Tentative d’homicide raciste : le calvaire de l’ambassadeur Diallo Ablaye au Pays basque
L’ambassadeur Diallo Ablaye, défenseur des droits humains et figure du panafricanisme contemporain, affirme avoir été victime d’une tentative d’homicide à caractère raciste et politique, perpétrée par des agents de la police autonome basque, l’Ertzaintza, rapporte le Journaliste international (Uruguay) par ailleurs Directeur de Horizon Multipolaire, Roberto Fabián Cardozo.
Selon de le témoignagede l’ambassadeur, étayé par des éléments matériels et visuels, il a été étranglé jusqu’à la perte de connaissance, les violences ne cessant qu’une fois son corps devenu inerte.
« L’intention était claire : me tuer », déclare-t-il.
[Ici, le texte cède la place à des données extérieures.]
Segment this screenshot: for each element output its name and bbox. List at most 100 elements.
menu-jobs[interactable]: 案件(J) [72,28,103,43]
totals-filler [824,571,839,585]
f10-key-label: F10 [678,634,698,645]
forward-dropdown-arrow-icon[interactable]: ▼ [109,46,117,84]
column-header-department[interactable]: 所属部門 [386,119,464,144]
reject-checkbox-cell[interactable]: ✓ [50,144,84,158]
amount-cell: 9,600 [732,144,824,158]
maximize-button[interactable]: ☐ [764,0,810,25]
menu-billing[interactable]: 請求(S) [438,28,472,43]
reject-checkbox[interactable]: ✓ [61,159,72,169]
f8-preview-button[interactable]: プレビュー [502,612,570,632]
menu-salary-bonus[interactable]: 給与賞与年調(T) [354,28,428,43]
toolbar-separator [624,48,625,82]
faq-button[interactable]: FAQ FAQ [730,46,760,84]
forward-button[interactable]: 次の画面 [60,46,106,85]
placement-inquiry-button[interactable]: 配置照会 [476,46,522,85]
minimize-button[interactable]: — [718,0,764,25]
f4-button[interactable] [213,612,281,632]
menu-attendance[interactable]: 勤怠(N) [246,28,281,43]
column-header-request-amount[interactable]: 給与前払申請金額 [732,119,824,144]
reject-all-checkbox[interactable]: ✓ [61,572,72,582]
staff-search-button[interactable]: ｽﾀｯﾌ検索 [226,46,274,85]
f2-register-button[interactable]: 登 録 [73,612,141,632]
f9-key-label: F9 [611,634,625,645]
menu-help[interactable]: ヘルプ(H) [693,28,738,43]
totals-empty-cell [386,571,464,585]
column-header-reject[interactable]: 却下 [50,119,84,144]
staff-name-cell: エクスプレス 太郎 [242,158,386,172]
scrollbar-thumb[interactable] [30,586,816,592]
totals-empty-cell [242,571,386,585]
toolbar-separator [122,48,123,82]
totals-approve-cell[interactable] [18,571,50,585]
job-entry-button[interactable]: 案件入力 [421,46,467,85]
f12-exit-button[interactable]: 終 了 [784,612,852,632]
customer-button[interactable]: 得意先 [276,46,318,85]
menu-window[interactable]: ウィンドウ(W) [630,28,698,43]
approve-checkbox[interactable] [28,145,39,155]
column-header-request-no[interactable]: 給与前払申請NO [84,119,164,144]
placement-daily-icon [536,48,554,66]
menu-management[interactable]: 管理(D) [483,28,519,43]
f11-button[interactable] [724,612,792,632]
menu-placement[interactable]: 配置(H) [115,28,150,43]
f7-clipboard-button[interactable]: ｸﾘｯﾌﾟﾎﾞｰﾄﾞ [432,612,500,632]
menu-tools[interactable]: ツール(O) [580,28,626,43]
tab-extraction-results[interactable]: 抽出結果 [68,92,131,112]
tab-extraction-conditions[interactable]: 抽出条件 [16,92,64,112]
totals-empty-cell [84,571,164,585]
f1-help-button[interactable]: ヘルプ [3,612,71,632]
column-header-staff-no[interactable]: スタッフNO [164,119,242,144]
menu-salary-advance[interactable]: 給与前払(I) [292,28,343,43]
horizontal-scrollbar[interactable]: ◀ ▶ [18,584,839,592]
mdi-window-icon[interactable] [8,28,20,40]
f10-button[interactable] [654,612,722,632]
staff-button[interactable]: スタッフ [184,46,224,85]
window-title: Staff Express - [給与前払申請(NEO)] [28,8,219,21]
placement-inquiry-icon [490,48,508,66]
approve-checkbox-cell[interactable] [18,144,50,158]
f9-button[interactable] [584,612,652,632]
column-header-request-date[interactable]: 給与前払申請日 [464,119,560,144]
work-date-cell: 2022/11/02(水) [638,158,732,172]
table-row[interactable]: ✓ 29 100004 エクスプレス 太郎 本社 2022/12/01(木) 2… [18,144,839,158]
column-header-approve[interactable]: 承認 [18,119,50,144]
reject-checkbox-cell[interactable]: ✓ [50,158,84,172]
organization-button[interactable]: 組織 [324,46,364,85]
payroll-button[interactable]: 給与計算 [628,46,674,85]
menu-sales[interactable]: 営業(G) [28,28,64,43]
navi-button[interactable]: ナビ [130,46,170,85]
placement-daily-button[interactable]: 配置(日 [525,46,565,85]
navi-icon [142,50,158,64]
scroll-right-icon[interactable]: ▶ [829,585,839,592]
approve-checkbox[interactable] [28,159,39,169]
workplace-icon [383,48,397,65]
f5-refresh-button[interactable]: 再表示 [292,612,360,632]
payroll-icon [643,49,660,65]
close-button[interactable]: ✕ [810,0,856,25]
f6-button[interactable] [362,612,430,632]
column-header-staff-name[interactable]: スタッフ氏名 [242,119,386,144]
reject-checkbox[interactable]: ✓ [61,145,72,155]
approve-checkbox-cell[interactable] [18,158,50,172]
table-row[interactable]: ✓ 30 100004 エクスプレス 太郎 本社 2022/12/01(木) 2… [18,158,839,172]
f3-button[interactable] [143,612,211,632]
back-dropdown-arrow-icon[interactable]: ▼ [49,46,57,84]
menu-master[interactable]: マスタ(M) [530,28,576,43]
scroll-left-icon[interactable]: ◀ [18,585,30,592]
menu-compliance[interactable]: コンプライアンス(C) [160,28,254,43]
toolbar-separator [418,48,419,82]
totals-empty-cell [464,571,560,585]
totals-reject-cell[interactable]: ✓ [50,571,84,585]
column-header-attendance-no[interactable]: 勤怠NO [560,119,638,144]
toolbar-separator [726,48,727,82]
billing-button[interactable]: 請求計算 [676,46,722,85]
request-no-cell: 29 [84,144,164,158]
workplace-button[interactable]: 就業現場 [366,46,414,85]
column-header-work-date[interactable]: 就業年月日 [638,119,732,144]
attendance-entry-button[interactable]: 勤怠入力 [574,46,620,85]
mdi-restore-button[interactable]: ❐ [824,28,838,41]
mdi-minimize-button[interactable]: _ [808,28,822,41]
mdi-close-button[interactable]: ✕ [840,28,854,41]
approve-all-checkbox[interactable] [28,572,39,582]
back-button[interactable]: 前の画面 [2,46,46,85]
Cette agression s’inscrit dans un contexte de persécution prolongée, consécutif à ses dénonciations répétées du racisme institutionnel, des violences policières et des violations systématiques des droits fondamentaux visant les migrants africains au Pays basque.
Un acharnement documenté, une impunité organisée
Depuis plusieurs années, Diallo Ablaye fait état d’un harcèlement multiforme : menaces de mort, procédures administratives abusives, discriminations professionnelles, persécutions judiciaires et violences policières.
Parmi les faits documentés la rétention illégale de salaires durant seize mois, suivie de licenciements abusifs alors qu’il se trouvait en incapacité médicale, des menaces explicites de la part d’agents de police, dont :« Vous pouvez dénoncer où vous voulez ; personne ne vous croira. »
La négation des garanties procédurales fondamentales après l’agression : accès limité à un avocat, absence de notification consulaire, détention prolongée sans justification, puis abandon physique dans un commissariat.
Malgré des plaintes répétées,il souligne que les auteurs présumés bénéficieraient d’une impunité quasi totale, tandis que les autorités minimisent ou banalisent les faits.
30 janvier 2025 : une agression filmée, un crime évité de justesse
Le 30 janvier 2025, dans les locaux de la mutuelle FREMAP à Bilbao, Diallo Ablaye est violemment pris à partie par plusieurs agents de l’Ertzaintza.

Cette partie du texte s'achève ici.